Não é poesia, são desabafos escritos num papel demasiado cansado para viajar seja para onde for, este papel parou aqui, longe da terra e é daqui que passa a mensagem.
As sombras escondidas passeiam se na nossa vida, com várias caras, vários objectivos, várias vontades e várias facas apontadas a um só alvo.
As sombras não tem honestidade, bondade,solidariedade, ou outro qualquer sentimento simpático ou nostálgico, por vezes assumem o papel de que são anjos nesta terra quadrada mas quando chega a altura mostram se frias e hábeis.
As sombras são parte do teu passado, do teu presente e do teu futuro, tenhas os anos que tiveres vais sempre conhecer pelo menos 1 sombra escondida, pode ser mais ou menos forte mas será sempre uma sombra.
As sombras são como cães raivosos, atacam em matilha até despedaçarem a presa, comem te a carne e roiem te os ossos até que o cheiro do teu corpo decomposto se arraste por todos os quarteirões do bairro, só ai as sombras fogem para a sua próxima vitima.

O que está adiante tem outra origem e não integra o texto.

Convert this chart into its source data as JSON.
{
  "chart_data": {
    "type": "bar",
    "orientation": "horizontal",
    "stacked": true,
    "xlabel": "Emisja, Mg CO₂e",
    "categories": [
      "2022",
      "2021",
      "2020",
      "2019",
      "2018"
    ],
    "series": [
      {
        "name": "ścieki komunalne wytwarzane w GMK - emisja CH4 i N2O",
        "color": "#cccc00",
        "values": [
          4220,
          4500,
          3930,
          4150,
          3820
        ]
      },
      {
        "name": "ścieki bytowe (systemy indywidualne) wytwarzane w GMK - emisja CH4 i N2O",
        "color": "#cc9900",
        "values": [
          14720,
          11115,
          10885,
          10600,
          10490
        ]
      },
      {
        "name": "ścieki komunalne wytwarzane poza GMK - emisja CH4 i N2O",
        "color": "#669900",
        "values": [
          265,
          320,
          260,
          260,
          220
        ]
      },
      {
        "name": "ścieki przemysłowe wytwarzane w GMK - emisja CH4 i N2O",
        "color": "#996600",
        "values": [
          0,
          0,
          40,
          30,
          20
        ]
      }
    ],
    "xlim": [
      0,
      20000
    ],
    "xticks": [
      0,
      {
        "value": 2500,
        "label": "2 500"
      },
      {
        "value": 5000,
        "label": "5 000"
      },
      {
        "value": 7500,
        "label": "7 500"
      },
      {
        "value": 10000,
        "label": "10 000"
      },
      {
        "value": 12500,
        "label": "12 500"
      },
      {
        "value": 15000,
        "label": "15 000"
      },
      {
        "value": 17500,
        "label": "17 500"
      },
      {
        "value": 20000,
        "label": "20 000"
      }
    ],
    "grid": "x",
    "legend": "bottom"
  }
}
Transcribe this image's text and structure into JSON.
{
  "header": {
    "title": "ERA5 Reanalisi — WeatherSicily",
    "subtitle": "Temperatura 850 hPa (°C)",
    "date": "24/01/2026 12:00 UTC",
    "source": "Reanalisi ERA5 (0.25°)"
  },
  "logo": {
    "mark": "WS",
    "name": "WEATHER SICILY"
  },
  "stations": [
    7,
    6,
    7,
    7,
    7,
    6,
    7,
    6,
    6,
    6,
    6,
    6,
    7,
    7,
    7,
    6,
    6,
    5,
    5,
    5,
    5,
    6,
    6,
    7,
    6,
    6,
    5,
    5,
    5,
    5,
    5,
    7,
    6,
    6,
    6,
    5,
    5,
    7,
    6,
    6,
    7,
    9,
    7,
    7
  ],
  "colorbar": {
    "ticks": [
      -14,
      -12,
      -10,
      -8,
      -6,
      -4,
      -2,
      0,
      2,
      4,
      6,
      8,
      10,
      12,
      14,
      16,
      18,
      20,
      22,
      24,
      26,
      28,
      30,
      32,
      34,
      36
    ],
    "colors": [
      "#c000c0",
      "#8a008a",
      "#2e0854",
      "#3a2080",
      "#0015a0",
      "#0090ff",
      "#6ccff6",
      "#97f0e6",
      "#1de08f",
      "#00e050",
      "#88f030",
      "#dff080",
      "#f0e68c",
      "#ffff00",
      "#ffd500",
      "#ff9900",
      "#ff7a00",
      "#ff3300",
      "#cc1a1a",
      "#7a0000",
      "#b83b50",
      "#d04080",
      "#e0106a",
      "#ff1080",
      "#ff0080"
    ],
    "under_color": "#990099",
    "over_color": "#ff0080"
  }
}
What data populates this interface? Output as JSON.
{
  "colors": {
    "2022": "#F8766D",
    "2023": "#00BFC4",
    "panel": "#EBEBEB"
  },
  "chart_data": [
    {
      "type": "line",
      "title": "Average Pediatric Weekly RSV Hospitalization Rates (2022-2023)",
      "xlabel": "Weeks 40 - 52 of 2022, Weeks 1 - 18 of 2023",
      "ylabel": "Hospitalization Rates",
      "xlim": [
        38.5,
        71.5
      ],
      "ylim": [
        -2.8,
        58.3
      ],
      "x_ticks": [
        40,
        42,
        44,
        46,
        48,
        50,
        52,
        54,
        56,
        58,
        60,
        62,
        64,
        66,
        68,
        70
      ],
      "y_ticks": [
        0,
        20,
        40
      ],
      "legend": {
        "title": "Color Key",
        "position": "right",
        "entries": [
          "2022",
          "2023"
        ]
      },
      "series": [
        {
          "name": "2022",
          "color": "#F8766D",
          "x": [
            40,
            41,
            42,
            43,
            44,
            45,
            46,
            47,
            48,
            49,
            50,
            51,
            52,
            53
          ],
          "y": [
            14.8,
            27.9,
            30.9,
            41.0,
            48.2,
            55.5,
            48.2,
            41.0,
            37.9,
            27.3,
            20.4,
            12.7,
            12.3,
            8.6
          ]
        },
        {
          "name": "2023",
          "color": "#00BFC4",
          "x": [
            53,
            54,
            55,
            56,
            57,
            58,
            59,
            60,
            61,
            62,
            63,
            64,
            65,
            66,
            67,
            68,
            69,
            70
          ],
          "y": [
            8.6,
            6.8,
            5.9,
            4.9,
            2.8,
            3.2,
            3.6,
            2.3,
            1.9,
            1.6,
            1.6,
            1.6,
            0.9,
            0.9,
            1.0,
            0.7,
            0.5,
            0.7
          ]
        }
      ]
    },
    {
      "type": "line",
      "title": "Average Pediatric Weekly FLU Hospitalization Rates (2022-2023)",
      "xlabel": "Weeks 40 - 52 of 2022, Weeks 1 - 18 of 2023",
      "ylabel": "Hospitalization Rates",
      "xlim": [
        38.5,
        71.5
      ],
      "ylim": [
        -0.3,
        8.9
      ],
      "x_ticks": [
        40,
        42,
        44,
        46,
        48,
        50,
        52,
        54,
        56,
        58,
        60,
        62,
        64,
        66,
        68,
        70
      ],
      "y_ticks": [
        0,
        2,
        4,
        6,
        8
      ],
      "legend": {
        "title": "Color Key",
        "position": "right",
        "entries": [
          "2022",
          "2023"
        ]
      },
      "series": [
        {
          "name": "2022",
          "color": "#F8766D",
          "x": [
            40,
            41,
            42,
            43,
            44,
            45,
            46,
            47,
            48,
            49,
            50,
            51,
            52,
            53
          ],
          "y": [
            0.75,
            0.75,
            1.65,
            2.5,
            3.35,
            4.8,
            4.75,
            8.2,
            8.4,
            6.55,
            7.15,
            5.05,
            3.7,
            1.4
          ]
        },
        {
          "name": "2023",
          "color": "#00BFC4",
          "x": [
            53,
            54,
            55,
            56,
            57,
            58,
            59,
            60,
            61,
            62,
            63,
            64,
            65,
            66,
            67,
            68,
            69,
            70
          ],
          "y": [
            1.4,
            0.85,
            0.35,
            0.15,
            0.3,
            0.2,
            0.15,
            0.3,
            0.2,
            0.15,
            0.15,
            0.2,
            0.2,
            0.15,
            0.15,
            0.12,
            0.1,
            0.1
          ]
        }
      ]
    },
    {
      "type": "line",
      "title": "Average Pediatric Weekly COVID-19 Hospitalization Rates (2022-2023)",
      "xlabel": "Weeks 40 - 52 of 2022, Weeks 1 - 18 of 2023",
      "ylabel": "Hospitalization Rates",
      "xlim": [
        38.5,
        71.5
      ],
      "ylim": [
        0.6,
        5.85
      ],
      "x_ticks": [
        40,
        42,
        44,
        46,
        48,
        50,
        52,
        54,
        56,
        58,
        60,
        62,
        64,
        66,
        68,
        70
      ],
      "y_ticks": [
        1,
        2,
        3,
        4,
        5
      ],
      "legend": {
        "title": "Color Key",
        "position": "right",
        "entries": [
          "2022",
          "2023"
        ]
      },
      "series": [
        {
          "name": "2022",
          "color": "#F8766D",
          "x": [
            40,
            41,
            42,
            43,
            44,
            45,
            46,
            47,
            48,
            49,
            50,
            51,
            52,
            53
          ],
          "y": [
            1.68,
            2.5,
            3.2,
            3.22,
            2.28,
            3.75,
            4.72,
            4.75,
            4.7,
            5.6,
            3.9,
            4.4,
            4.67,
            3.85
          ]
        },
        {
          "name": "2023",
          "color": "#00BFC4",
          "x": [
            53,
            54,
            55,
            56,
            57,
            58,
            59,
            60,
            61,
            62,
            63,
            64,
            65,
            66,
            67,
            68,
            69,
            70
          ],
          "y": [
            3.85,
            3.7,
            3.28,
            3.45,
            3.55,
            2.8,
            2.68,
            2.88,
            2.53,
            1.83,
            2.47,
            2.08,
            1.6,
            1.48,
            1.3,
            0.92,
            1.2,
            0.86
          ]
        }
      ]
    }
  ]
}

Quem são as sombras, todos sabemos, poucos assumem a sua existência , acusam nas de serem servas do diabo , bruxas e outras criaturas que servem á decadas para mascarar as sombras que se passeiam neste nosso mundo.
Tem papéis sociais, politicos , desportistas e outros.
Toma atenção, elas são implacáveis, verdadeiros assassinos com um sangue frio do tamanho neste nosso planeta.
José Pina , 25 Novembro de 2013, Rotterdão , Holanda.
Bem Vindo/a
Sejam bem vindos ao "Mundo de Palavras", este é um blogue de autor e parte integrante do projecto Poesia Portugal, nascido a 1 de Janeiro de 2009 tem como principal objectivo levar a poesia e a minha opinião pessoal mais longe, tem também como objectivo unir o público e os escritores através do projecto Poesia Portugal.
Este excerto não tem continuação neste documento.